Source: Financial Express Analytics
Since the collapse of Lehman’s back in the September 2008, interest rates have been cut by a total of 3.5 per cent. We are almost dancing in the same territory as the US, where rates are also at an all-time low range of 0 to 0.25 per cent. Indeed, we believe that the Bank of England will probably follow the US’s lead and become zero-bound over the coming months. For now, that makes sense: short-term inflation pressures are easing, and there’s capacity in the system. Furthermore, dire GDP figures point to the need for more policy support. Interest rate cuts alone are proving meaningless in kick-starting lending and consumer interest. Mortgage data remains depressed and a bleak unemployment picture does not bode well for encouraging household spending.
The shift of focus from the price of money to the volume of money in the system – so called, ‘quantitative easing’ – is therefore timely. The government has just elucidated its £50bn asset purchase facility. The facility targets high quality commercial paper, corporate bonds, paper issued under the Credit Guarantee Scheme (CGS), syndicated loans and asset-backed securities.

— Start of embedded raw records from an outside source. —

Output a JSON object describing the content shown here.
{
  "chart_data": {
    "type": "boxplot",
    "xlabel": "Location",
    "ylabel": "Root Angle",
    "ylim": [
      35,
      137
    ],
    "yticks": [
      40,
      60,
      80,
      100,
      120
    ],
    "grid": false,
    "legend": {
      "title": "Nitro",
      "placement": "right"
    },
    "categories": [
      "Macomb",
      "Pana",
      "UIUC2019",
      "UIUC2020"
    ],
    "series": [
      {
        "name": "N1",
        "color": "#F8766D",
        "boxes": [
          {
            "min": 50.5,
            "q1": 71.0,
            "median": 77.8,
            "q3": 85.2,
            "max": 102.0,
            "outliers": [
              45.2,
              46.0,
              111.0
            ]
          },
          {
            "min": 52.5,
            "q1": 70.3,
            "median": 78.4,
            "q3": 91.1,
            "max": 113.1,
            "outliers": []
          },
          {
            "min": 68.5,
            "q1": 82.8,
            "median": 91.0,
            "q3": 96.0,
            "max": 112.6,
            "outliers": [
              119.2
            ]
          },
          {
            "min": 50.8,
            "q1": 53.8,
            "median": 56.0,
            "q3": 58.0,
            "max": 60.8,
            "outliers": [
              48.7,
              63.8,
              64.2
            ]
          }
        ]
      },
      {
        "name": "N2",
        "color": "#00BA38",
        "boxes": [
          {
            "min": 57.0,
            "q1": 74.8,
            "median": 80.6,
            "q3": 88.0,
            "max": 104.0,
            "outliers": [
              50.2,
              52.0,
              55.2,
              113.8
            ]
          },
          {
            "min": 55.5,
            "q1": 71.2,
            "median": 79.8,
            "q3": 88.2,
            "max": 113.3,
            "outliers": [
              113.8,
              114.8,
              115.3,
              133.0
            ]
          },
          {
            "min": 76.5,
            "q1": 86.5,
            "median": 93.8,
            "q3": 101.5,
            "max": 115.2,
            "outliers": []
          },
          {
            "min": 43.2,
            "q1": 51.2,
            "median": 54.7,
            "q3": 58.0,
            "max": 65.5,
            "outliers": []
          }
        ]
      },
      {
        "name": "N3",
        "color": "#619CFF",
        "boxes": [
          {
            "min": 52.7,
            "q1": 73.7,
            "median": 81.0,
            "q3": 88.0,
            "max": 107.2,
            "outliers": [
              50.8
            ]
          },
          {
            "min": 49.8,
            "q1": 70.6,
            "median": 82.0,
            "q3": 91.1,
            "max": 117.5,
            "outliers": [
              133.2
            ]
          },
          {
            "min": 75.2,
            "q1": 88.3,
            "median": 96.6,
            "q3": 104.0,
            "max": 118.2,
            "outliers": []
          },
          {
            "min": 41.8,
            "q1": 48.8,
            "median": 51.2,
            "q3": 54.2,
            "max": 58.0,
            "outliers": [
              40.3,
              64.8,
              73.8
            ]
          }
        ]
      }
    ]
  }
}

However, the key point is the government is not just buying commercial paper from the secondary market but also direct from issuers (primary market) – in other words, UK Plc. The proof is in the pudding, but on the surface this appears a more thorough way of unfreezing bank lending. It might be necessary for the Bank of England to reduce longer-term rates of interest to zero to make this quantitative easing more effective. The bottom line is the wheels are in motion, but the Bank’s job is far from done.
Julian Chillingworth is chief investment officer at Rathbone Unit Trust Managers. The views expressed here are his own.